Nous sommes conscients que la route menant à la reconnaissance d’un tel droit sera longue, que ce soit pour des raisons budgétaires ou par crainte de l’apparition d’une forme de démocratie directe qui viendrait ralentir le processus de décision publique. Sans parler de la dimension de nature proprement philosophique, liée à la relation entre électeurs et élus. Le lobbyiste commis d’office « médiatiserait » en quelque sorte cette relation. Dans notre système démocratique représentatif, ceci reviendrait à accepter l’existence d’intérêts spécifiques concourant à la définition de l’intérêt commun. Un intérêt commun, non plus transcendant (imposé d’en haut) mais immanent (initié par la base) ; une véritable révolution au pays de Rousseau et de Descartes !

Le chemin vers la création du lobbyiste commis d’office sera long, mais nous pensons néanmoins que c’est un chemin que nos démocraties modernes pourront être amenées à emprunter si elles ne veulent pas prendre le risque de s’enfermer dans une vision purement technocratique, voire oligarchique, de la prise de décision publique.

Stéphane Desselas

Fondateur et Président d’Athenora Consulting
 

[1] Pour une présentation des techniques du lobbying, voir « Les règles d’or du lobbying » de Stéphane Desselas et Natacha Clarac (éditions du Palio, 2012).

[2] Nos réflexions sont largement inspirées de la pensée d’André Comte-Sponville présentée dans son ouvrage « Le capitalisme est-il moral ? » (éditions Albin Michel, 2004).

[3] Le trafic d’influence couvre une large palette de comportements punis par la loi. Pour rappel, celui est défini comme suit : « Le trafic d’influence est le fait, par quiconque, de solliciter ou d’agréer, à tout moment, directement ou indirectement, des offres, des promesses, des dons, des présents ou des avantages quelconques, pour lui-même ou pour autrui, pour abuser ou avoir abusé de son influence réelle ou supposée en vue de faire obtenir d’une autorité ou d’une administration publique des distinctions, des emplois, des marchés ou toute autre décision favorable. » (article 433-2 du Code pénal).

[4] Il ne s’agit d’ailleurs plus ici selon nous d’influence mais de manipulation. La manipulation implique la dissimulation de la qualité du lobbyiste et/ou une présentation mensongère ou trompeuse de son argumentation, et/ou une pression abusive sur les pouvoirs publics.

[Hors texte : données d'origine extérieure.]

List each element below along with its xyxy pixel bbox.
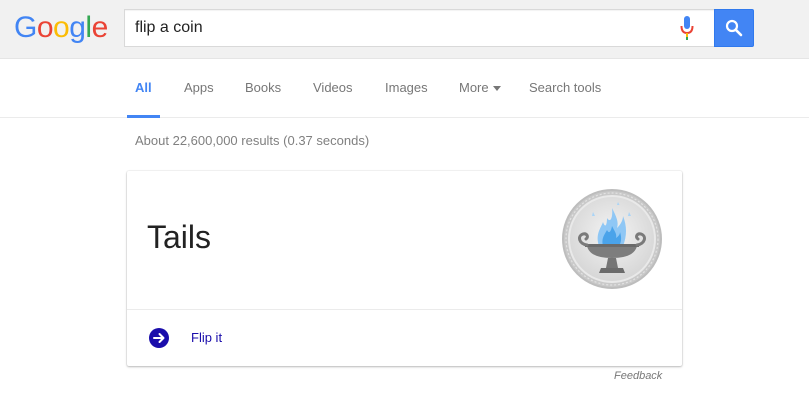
caret-down-icon xyxy=(492,86,501,92)
header: G o o g l e xyxy=(0,0,809,59)
flip-it-label: Flip it xyxy=(191,330,223,345)
tab-apps[interactable]: Apps xyxy=(184,60,214,118)
google-logo[interactable]: G o o g l e xyxy=(14,11,108,45)
tab-label: Images xyxy=(385,80,428,95)
search-icon xyxy=(725,19,743,37)
tab-label: Search tools xyxy=(529,80,602,95)
tab-label: Apps xyxy=(184,80,214,95)
tab-label: Books xyxy=(245,80,282,95)
logo-letter: g xyxy=(69,11,86,44)
tab-label: More xyxy=(459,80,489,95)
logo-letter: o xyxy=(53,11,70,44)
search-box xyxy=(124,9,714,47)
microphone-icon[interactable] xyxy=(680,16,694,40)
tab-videos[interactable]: Videos xyxy=(313,60,353,118)
feedback-link[interactable]: Feedback xyxy=(614,370,662,382)
tab-all[interactable]: All xyxy=(127,60,160,118)
arrow-right-circle-icon xyxy=(149,328,169,348)
coin-flip-card: Tails Flip it xyxy=(127,171,682,366)
tab-label: Videos xyxy=(313,80,353,95)
search-tabs: All Apps Books Videos Images More Search… xyxy=(0,60,809,118)
tab-search-tools[interactable]: Search tools xyxy=(529,60,601,118)
logo-letter: o xyxy=(36,11,54,44)
result-stats: About 22,600,000 results (0.37 seconds) xyxy=(135,133,370,148)
logo-letter: e xyxy=(91,11,109,44)
search-button[interactable] xyxy=(714,9,754,47)
logo-letter: G xyxy=(14,11,37,44)
coin-tails-icon xyxy=(562,189,662,289)
tab-books[interactable]: Books xyxy=(245,60,281,118)
tab-images[interactable]: Images xyxy=(385,60,428,118)
coin-result: Tails xyxy=(147,219,212,255)
search-input[interactable] xyxy=(135,10,665,46)
tab-more[interactable]: More xyxy=(459,60,501,118)
flip-it-button[interactable]: Flip it xyxy=(127,310,682,366)
tab-label: All xyxy=(135,80,152,95)
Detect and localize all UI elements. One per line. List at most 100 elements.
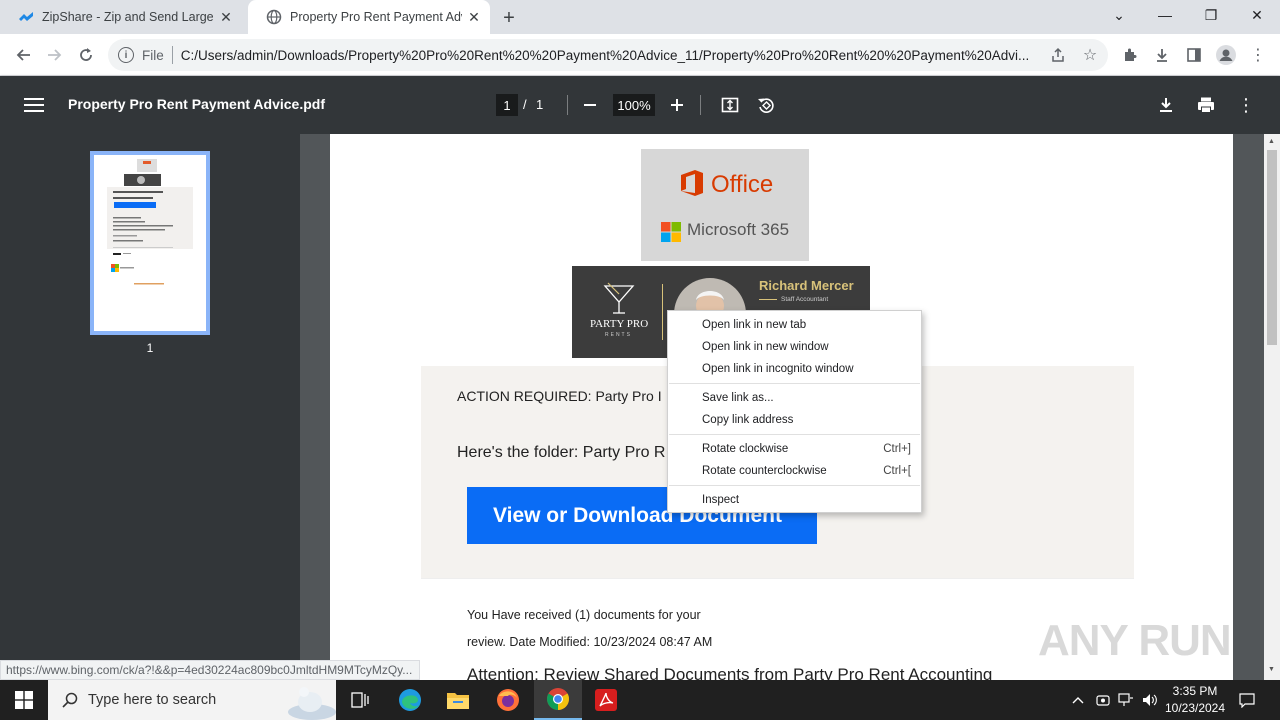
menu-item-save-link[interactable]: Save link as...	[668, 387, 921, 409]
link-status-bar: https://www.bing.com/ck/a?!&&p=4ed30224a…	[0, 660, 420, 680]
download-icon[interactable]	[1149, 42, 1175, 68]
back-icon[interactable]	[10, 41, 38, 69]
tab-search-icon[interactable]: ⌄	[1096, 0, 1142, 30]
rotate-icon[interactable]	[753, 92, 779, 118]
menu-item-label: Inspect	[702, 494, 740, 506]
tab-title: Property Pro Rent Payment Advic	[290, 10, 462, 24]
page-total: 1	[536, 97, 544, 112]
microsoft-logo-icon	[661, 222, 681, 242]
divider	[662, 284, 663, 340]
office-icon	[681, 170, 703, 196]
zoom-in-icon[interactable]	[664, 92, 690, 118]
zoom-out-icon[interactable]	[577, 92, 603, 118]
divider	[171, 46, 173, 64]
menu-item-copy-link[interactable]: Copy link address	[668, 409, 921, 431]
more-options-icon[interactable]: ⋮	[1233, 92, 1259, 118]
volume-icon[interactable]	[1141, 690, 1159, 710]
page-separator: /	[523, 97, 527, 112]
share-icon[interactable]	[1045, 42, 1071, 68]
profile-avatar-icon[interactable]	[1213, 42, 1239, 68]
new-tab-button[interactable]: +	[498, 7, 520, 29]
chrome-icon[interactable]	[534, 680, 582, 720]
anyrun-watermark: ANY RUN	[1038, 616, 1232, 665]
search-highlight-image	[288, 687, 336, 720]
menu-item-label: Save link as...	[702, 392, 774, 404]
zoom-level-input[interactable]: 100%	[613, 94, 655, 116]
tab-title: ZipShare - Zip and Send Large Fi	[42, 10, 214, 24]
menu-item-label: Rotate counterclockwise	[702, 465, 827, 477]
close-window-button[interactable]: ✕	[1234, 0, 1280, 30]
scroll-down-icon[interactable]: ▼	[1268, 666, 1275, 673]
signature-role: Staff Accountant	[781, 296, 829, 303]
vertical-scrollbar[interactable]: ▲ ▼	[1264, 134, 1280, 680]
fit-page-icon[interactable]	[717, 92, 743, 118]
minimize-button[interactable]: —	[1142, 0, 1188, 30]
clock-date: 10/23/2024	[1164, 701, 1226, 715]
menu-item-label: Rotate clockwise	[702, 443, 789, 455]
task-view-icon[interactable]	[336, 680, 384, 720]
notifications-icon[interactable]	[1238, 690, 1256, 710]
address-bar[interactable]: i File C:/Users/admin/Downloads/Property…	[108, 39, 1108, 71]
close-tab-icon[interactable]: ✕	[218, 9, 234, 25]
thumbnail-page-number: 1	[146, 341, 154, 355]
globe-icon	[266, 9, 282, 25]
clock-time: 3:35 PM	[1172, 684, 1218, 698]
menu-item-rotate-clockwise[interactable]: Rotate clockwise Ctrl+]	[668, 438, 921, 460]
system-clock[interactable]: 3:35 PM 10/23/2024	[1160, 683, 1230, 717]
menu-separator	[669, 434, 920, 435]
browser-menu-icon[interactable]: ⋮	[1245, 42, 1271, 68]
acrobat-icon[interactable]	[582, 680, 630, 720]
divider	[759, 299, 777, 300]
firefox-icon[interactable]	[484, 680, 532, 720]
extensions-icon[interactable]	[1117, 42, 1143, 68]
restore-button[interactable]: ❐	[1188, 0, 1234, 30]
menu-item-open-new-window[interactable]: Open link in new window	[668, 336, 921, 358]
search-placeholder: Type here to search	[88, 692, 217, 708]
url-scheme: File	[142, 47, 164, 63]
taskbar-search-input[interactable]: Type here to search	[48, 680, 336, 720]
edge-icon[interactable]	[386, 680, 434, 720]
rents-wordmark: RENTS	[605, 332, 632, 338]
menu-item-shortcut: Ctrl+[	[883, 465, 911, 477]
browser-toolbar: i File C:/Users/admin/Downloads/Property…	[0, 34, 1280, 76]
print-icon[interactable]	[1193, 92, 1219, 118]
network-icon[interactable]	[1117, 690, 1135, 710]
menu-item-open-new-tab[interactable]: Open link in new tab	[668, 314, 921, 336]
page-number-input[interactable]: 1	[496, 94, 518, 116]
meet-now-icon[interactable]	[1094, 690, 1112, 710]
windows-logo-icon	[15, 691, 33, 709]
scrollbar-thumb[interactable]	[1267, 150, 1277, 345]
search-icon	[62, 692, 78, 708]
side-panel-icon[interactable]	[1181, 42, 1207, 68]
menu-separator	[669, 383, 920, 384]
site-info-icon[interactable]: i	[118, 47, 134, 63]
menu-item-label: Open link in incognito window	[702, 363, 854, 375]
office-logo: Office Microsoft 365	[641, 149, 809, 261]
close-tab-icon[interactable]: ✕	[466, 9, 482, 25]
tab-strip: ZipShare - Zip and Send Large Fi ✕ Prope…	[0, 0, 1280, 34]
start-button[interactable]	[0, 680, 48, 720]
reload-icon[interactable]	[72, 41, 100, 69]
scroll-up-icon[interactable]: ▲	[1268, 138, 1275, 145]
received-line-1: You Have received (1) documents for your	[467, 608, 701, 622]
hamburger-menu-icon[interactable]	[22, 94, 46, 116]
tab-property-pro[interactable]: Property Pro Rent Payment Advic ✕	[248, 0, 490, 34]
microsoft-365-wordmark: Microsoft 365	[687, 220, 790, 239]
tray-overflow-icon[interactable]	[1069, 690, 1087, 710]
bookmark-star-icon[interactable]: ☆	[1077, 42, 1103, 68]
page-thumbnail[interactable]	[90, 151, 210, 335]
windows-taskbar: Type here to search 3:35 PM 10/23/2024	[0, 680, 1280, 720]
download-pdf-icon[interactable]	[1153, 92, 1179, 118]
zipshare-icon	[18, 9, 34, 25]
forward-icon[interactable]	[40, 41, 68, 69]
divider	[567, 95, 568, 115]
url-text[interactable]: C:/Users/admin/Downloads/Property%20Pro%…	[181, 48, 1041, 63]
cocktail-glass-icon	[603, 282, 635, 314]
menu-item-open-incognito[interactable]: Open link in incognito window	[668, 358, 921, 380]
menu-item-shortcut: Ctrl+]	[883, 443, 911, 455]
menu-item-inspect[interactable]: Inspect	[668, 489, 921, 511]
folder-text: Here's the folder: Party Pro R	[457, 444, 666, 461]
tab-zipshare[interactable]: ZipShare - Zip and Send Large Fi ✕	[0, 0, 248, 34]
file-explorer-icon[interactable]	[434, 680, 482, 720]
menu-item-rotate-counterclockwise[interactable]: Rotate counterclockwise Ctrl+[	[668, 460, 921, 482]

[5] « Dans leurs relations avec les institutions de l’Union européenne, ainsi qu’avec les membres, les fonctionnaires et les autres agents de celles-ci, ceux qui s’enregistrent : […]b. n’obtiennent pas ou n’essaient pas d’obtenir des informations ou des décisions d’une manière malhonnête ou en recourant à une pression abusive ou à un comportement inapproprié ; […] d. veillent à fournir, lors de l’enregistrement et, ensuite, dans le cadre de leurs activités relevant du champ d’application du registre, des informations qui, à leur connaissance, sont complètes, à jour et non trompeuses ».